I am quite excited, however, that I have been re-enrolled in my first college after trying a senior university for a term. So, I returned to work on my recently declared second major. All of the paperwork has been taken care of; tuition has been paid; books will be picked up on the first day of class; I move into the dorm soon; and a job or two has been lined up for the upcoming semester.
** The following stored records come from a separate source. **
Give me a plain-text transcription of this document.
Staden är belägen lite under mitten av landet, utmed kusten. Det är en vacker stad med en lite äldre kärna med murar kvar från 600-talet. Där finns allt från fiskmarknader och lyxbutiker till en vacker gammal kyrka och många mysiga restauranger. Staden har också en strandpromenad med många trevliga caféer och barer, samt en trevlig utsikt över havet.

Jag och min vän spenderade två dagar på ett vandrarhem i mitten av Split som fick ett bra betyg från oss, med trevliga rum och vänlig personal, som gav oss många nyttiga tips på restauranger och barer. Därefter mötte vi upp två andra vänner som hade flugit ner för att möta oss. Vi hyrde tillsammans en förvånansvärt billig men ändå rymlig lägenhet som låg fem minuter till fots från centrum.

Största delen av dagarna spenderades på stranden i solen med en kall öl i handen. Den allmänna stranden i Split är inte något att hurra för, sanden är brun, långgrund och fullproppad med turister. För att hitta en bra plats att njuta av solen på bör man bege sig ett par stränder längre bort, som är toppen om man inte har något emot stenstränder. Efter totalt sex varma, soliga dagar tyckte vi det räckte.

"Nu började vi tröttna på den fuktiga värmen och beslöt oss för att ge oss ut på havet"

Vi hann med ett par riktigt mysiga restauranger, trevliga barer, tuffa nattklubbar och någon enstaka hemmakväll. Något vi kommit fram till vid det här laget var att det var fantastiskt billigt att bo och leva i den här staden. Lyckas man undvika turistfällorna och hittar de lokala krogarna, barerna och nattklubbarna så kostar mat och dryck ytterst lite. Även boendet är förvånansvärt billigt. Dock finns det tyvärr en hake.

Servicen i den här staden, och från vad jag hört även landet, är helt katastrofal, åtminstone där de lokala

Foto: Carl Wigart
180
Heck, to make it even better, a girl I used to swim with (
way back in the day) recommended a place in the town that I live in where I sh/could ask about an internship. I went yesterday to speak with someone about getting the internship, and the staff seemed to be quite receptive. After a fun tour of the facility, and a nicely flowing conversation, I would say that the prospect of a summer internship there is very promising.
Now (because I believe in posting depressing material) the only thing that depresses me this week is the art student's blog (mentioned
below). The blog itself is filled with good news (from a reader's perspective). She seems to have found someone that makes her absolutely crazy/torn up with "love" (whatever it is), upon which I congratulate her.
What makes it depressing is that the blog, along with half of facebook, seems to be quite taken with being in a relationship, or at the very least, courting someone. I have tried for years to woo, always failing miserably.
I say that not to ask for your sympathy. I don't really need it, and honestly wouldn't know what to do with it if I did have it. I say that to place into context why I'm not jumping up and down with happiness and joy in this upcoming year.
And now if you will excuse me, I think that I'll forget about my sorrows in one of Paul Verhoeven's
films. Other film recommendations are welcome either by email or via the comments on this website.